Tarantool development patches archive
 help / color / mirror / Atom feed
* [Tarantool-patches] [PATCH 1/1] raft: fix crash in worker fiber
@ 2020-11-06 23:43 Vladislav Shpilevoy
  2020-11-08 18:04 ` Vladislav Shpilevoy
  2020-11-10 22:05 ` Vladislav Shpilevoy
  0 siblings, 2 replies; 5+ messages in thread
From: Vladislav Shpilevoy @ 2020-11-06 23:43 UTC (permalink / raw)
  To: tarantool-patches, sergepetrenko

Raft worker fiber does all the heavy and yielding jobs. These are
2 - disk write, and network broadcast. Disk write yields. Network
broadcast is slow, so it happens at most once per event loop
iteration.

The worker on each iteration check if any of these 2 jobs is
active, and if not, it goes to sleep until an explicit wakeup.
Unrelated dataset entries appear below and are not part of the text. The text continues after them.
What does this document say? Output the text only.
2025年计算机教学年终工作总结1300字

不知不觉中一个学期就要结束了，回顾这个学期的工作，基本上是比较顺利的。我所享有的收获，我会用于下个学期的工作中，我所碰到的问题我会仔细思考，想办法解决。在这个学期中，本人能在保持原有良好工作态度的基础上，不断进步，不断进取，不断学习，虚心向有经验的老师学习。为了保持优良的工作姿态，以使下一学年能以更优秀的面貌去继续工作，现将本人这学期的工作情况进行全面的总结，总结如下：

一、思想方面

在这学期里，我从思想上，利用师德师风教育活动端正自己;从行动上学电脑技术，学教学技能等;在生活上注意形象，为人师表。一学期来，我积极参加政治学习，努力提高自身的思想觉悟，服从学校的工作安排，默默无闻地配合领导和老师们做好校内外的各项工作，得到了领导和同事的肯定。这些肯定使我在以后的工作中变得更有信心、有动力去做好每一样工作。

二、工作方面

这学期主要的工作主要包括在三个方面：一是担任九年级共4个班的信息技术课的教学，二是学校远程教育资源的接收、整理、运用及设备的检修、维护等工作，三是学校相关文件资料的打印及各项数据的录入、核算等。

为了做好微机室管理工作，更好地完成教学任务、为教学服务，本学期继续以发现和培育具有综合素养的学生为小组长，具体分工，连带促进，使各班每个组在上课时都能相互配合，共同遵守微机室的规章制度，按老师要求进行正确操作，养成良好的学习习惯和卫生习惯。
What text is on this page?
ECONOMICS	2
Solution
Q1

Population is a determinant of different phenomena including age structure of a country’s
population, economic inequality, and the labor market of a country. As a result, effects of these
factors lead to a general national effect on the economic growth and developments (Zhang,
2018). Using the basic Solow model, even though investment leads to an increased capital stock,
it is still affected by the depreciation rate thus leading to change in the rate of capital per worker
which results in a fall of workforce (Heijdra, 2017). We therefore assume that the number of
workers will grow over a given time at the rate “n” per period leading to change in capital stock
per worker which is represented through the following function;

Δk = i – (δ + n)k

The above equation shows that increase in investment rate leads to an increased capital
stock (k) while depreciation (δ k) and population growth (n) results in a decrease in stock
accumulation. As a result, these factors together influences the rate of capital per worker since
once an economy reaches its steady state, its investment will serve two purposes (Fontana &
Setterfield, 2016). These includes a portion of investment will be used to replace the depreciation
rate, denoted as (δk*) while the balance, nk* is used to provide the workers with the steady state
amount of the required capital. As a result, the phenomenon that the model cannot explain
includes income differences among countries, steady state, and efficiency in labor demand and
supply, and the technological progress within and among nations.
But there was a bug. Before going to sleep it did a yield + a
check that there is nothing to do. However during the yield new
tasks could appear, and the check failed, leading to a crash.

The patch reorganizes this part of the code so now the worker does
not yield between checking new tasks and going to sleep.

No test, because extremely hard to reproduce, and don't want to
clog this part of the code with error injections.
---
Branch: http://github.com/tarantool/tarantool/tree/gerold103/raft-crash

 src/box/raft.c | 8 ++++----
 1 file changed, 4 insertions(+), 4 deletions(-)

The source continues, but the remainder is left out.